Rising vegetable prices are being blamed on freezing weather in Mexico, the Southwest, and Florida. Starting this week, consumers can expect to pay triple, even quadruple the normal price for many types of produce such as asparagus and cucumbers. Blessed with favorable growing conditions since the Fall and offering its citizens a share of its ample domestic food production, California should be less affected than other states. If you do happen to meander into your local supermarket in the coming weeks and fall victim to food sticker-shock, peer past the price tags and bar codes, past the dwindling heaps of fruits and vegetables, and take a look at the writing on the wall: the global food economy is broken.
Let me start by offering the argument that food-price spikes are more of a monetary phenomenon brought on by excess Federal Reserve liquidity and Wall Street speculation than they are an indication of a genuine lack of supply. Demand for food cannot “spike,” but artificial demand can be induced by inflation which, in turn, triggers higher food prices. Other economic factors such as a lack of local control over supplies invites rampant speculation to fill the information void inherent in the global system.

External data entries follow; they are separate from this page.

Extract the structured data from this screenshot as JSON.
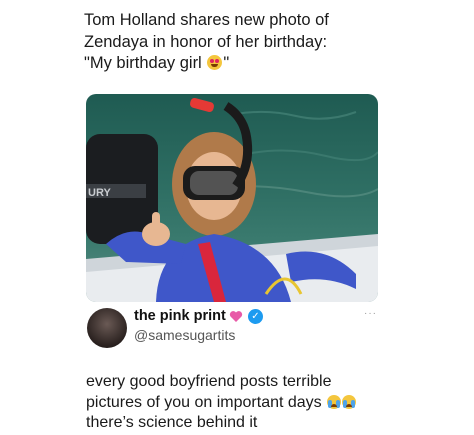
{
  "headline": {
    "line1": "Tom Holland shares new photo of",
    "line2": "Zendaya in honor of her birthday:",
    "line3_prefix": "\"My birthday girl ",
    "line3_suffix": "\"",
    "emoji": "heart-eyes-emoji"
  },
  "photo": {
    "alt_icon": "snorkel-photo",
    "engine_text": "URY"
  },
  "author": {
    "name": "the pink print",
    "handle": "@samesugartits",
    "badge_icon": "verified-icon",
    "heart_icon": "pink-heart-icon",
    "more": "···"
  },
  "tweet": {
    "line1": "every good boyfriend posts terrible",
    "line2": "pictures of you on important days ",
    "line3": "there’s science behind it",
    "emoji": "loudly-crying-emoji"
  },
  "colors": {
    "verified": "#1d9bf0",
    "heart": "#e85aa8",
    "water": "#2e6e63"
  }
}
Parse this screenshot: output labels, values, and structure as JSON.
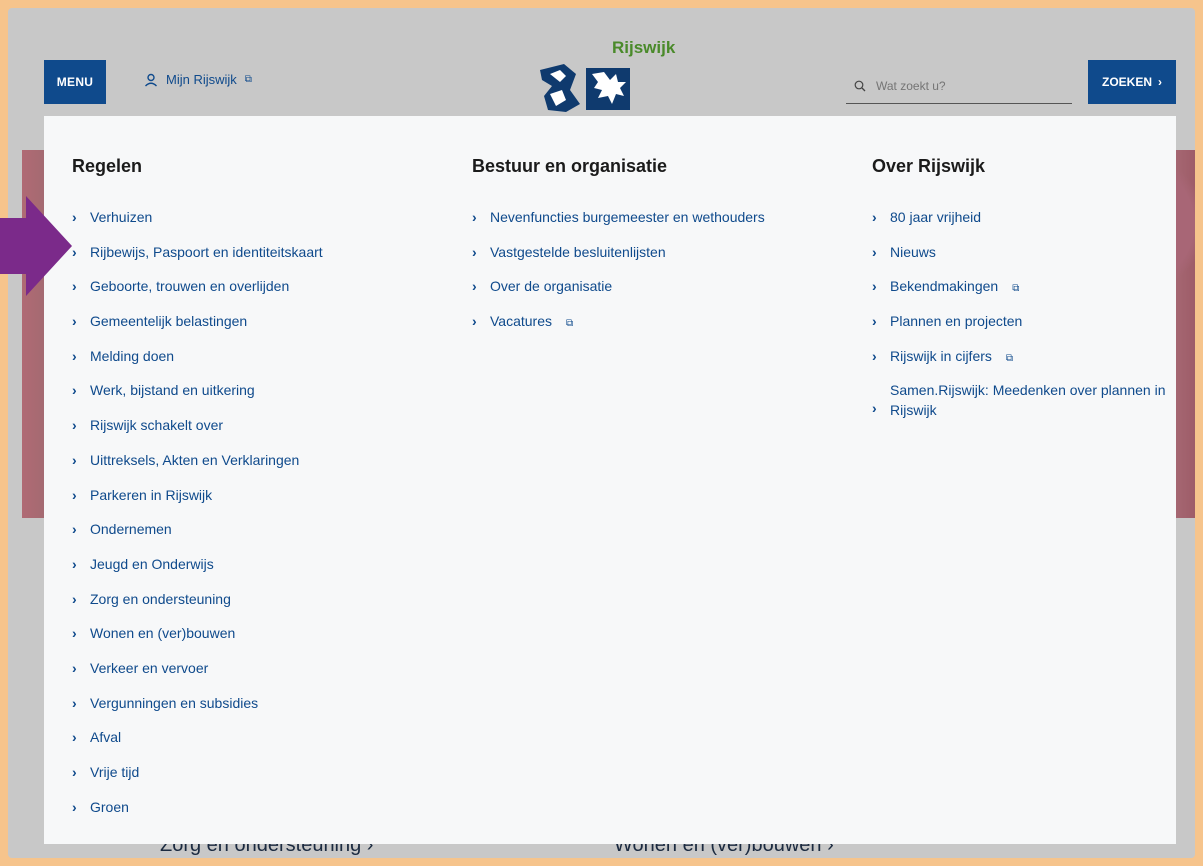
{
  "header": {
    "menu_label": "MENU",
    "mijn_label": "Mijn Rijswijk",
    "logo_text": "Rijswijk",
    "search_placeholder": "Wat zoekt u?",
    "search_button": "ZOEKEN"
  },
  "columns": [
    {
      "title": "Regelen",
      "items": [
        {
          "label": "Verhuizen"
        },
        {
          "label": "Rijbewijs, Paspoort en identiteitskaart"
        },
        {
          "label": "Geboorte, trouwen en overlijden"
        },
        {
          "label": "Gemeentelijk belastingen"
        },
        {
          "label": "Melding doen"
        },
        {
          "label": "Werk, bijstand en uitkering"
        },
        {
          "label": "Rijswijk schakelt over"
        },
        {
          "label": "Uittreksels, Akten en Verklaringen"
        },
        {
          "label": "Parkeren in Rijswijk"
        },
        {
          "label": "Ondernemen"
        },
        {
          "label": "Jeugd en Onderwijs"
        },
        {
          "label": "Zorg en ondersteuning"
        },
        {
          "label": "Wonen en (ver)bouwen"
        },
        {
          "label": "Verkeer en vervoer"
        },
        {
          "label": "Vergunningen en subsidies"
        },
        {
          "label": "Afval"
        },
        {
          "label": "Vrije tijd"
        },
        {
          "label": "Groen"
        }
      ]
    },
    {
      "title": "Bestuur en organisatie",
      "items": [
        {
          "label": "Nevenfuncties burgemeester en wethouders"
        },
        {
          "label": "Vastgestelde besluitenlijsten"
        },
        {
          "label": "Over de organisatie"
        },
        {
          "label": "Vacatures",
          "external": true
        }
      ]
    },
    {
      "title": "Over Rijswijk",
      "items": [
        {
          "label": "80 jaar vrijheid"
        },
        {
          "label": "Nieuws"
        },
        {
          "label": "Bekendmakingen",
          "external": true
        },
        {
          "label": "Plannen en projecten"
        },
        {
          "label": "Rijswijk in cijfers",
          "external": true
        },
        {
          "label": "Samen.Rijswijk: Meedenken over plannen in Rijswijk"
        }
      ]
    }
  ],
  "background_links": {
    "left": "Zorg en ondersteuning ›",
    "right": "Wonen en (ver)bouwen ›"
  },
  "icons": {
    "chevron": "›",
    "external": "⧉",
    "user": "user-icon",
    "search": "search-icon"
  },
  "colors": {
    "brand": "#0f4a8c",
    "logo_green": "#4a8a2a",
    "arrow": "#7b2a8a",
    "frame": "#f6c48c"
  }
}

Monetary arguments aside, it doesn't take an economist to see the great risk to our livelihoods we've accepted with the global food system. If farmers aren't growing for their communities, rather for food processors, grain traders and stock indexes, food prices will remain at the whim of large corporate interests.
It used to be that when one farmer's crop was lost, there were others, unaffected by seasonal extremes in weather, who could pick up the slack in production. There was even a time when government intervention to help struggling farmers was palatable, as price floors and tariffs effected little the stable framework of consumption and production. In this setting, farmers produced a variety of crops for local consumption, while exporting regionally (rarely internationally) a couple of cash crops. Of course this system required more farmers who grew more type of things, but it worked well and It fed a nation while the nation fed it. Urban America had a vested interest in its rural partner and vice versa. This system, however, didn't work well for policy makers who found career security in codifying the wishes of large agribusinesses, and it is the large corporations (not farmers) who now control the food supply.

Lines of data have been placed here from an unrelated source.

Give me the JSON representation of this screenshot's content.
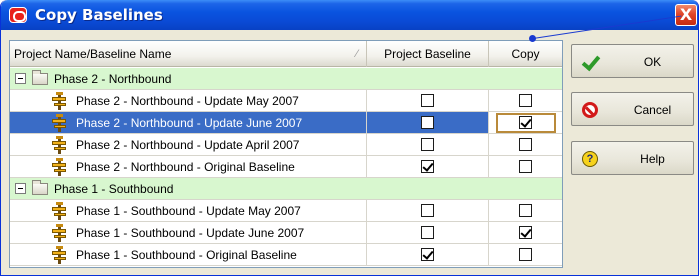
{
  "window": {
    "title": "Copy Baselines",
    "close_glyph": "X"
  },
  "grid": {
    "columns": [
      "Project Name/Baseline Name",
      "Project Baseline",
      "Copy"
    ],
    "sort_glyph": "⁄",
    "groups": [
      {
        "name": "Phase 2 - Northbound",
        "rows": [
          {
            "name": "Phase 2 - Northbound - Update May 2007",
            "project_baseline": false,
            "copy": false,
            "selected": false
          },
          {
            "name": "Phase 2 - Northbound - Update June 2007",
            "project_baseline": false,
            "copy": true,
            "selected": true
          },
          {
            "name": "Phase 2 - Northbound - Update April 2007",
            "project_baseline": false,
            "copy": false,
            "selected": false
          },
          {
            "name": "Phase 2 - Northbound - Original Baseline",
            "project_baseline": true,
            "copy": false,
            "selected": false
          }
        ]
      },
      {
        "name": "Phase 1 - Southbound",
        "rows": [
          {
            "name": "Phase 1 - Southbound - Update May 2007",
            "project_baseline": false,
            "copy": false,
            "selected": false
          },
          {
            "name": "Phase 1 - Southbound - Update June 2007",
            "project_baseline": false,
            "copy": true,
            "selected": false
          },
          {
            "name": "Phase 1 - Southbound - Original Baseline",
            "project_baseline": true,
            "copy": false,
            "selected": false
          }
        ]
      }
    ]
  },
  "buttons": {
    "ok": {
      "label": "OK",
      "icon": "checkmark-icon"
    },
    "cancel": {
      "label": "Cancel",
      "icon": "cancel-icon"
    },
    "help": {
      "label": "Help",
      "icon": "help-icon"
    }
  },
  "colors": {
    "group_row": "#d8f7cf",
    "selected_row": "#3a6cc6",
    "titlebar": "#0a54e0"
  }
}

I could speak ad nauseam about the policy decisions which have brought us to this point, policies which were made possible by a burgeoning Military-Industrial Complex. I could explain the sham that was the “Green Revolution” and the farm subsidies instituted by the Nixon administration that ravaged rural America (and now other parts of the world drowning in our overproduction of corn and soy) or the faulty logic that undergirded Clinton's “free trade” zones for food commodities and their subsequent ill effects. The history of the global food trade is important (I've covered the key points in several of my earlier articles), but when discussing solutions, knowing how we got here is only part of the equation.
As long as this neocolonialist construct persists – of far-flung food factories churning out our cucumbers here and our vine-ripened tomatoes there – as long as we keep treating food as a commodity or industrial input, we will be at the mercy of Food Inc. What is needed is a return to humane policy on the state and national level which places the food security of citizens first and recognizes the primacy of local food economies and regional “foodsheds.” If government can encourage its citizens to leave the countryside and work for “Progress” in its cities using fiscal incentives, it can, by opposing tendencies, invite workers back to the countryside so they can do the work that needs to be done.
When discussing rising food prices, instead of blaming the weather, let's focus on the lack of competition in farming. Instead of blaming God, let's understand how mankind has crafted these unsavory circumstances.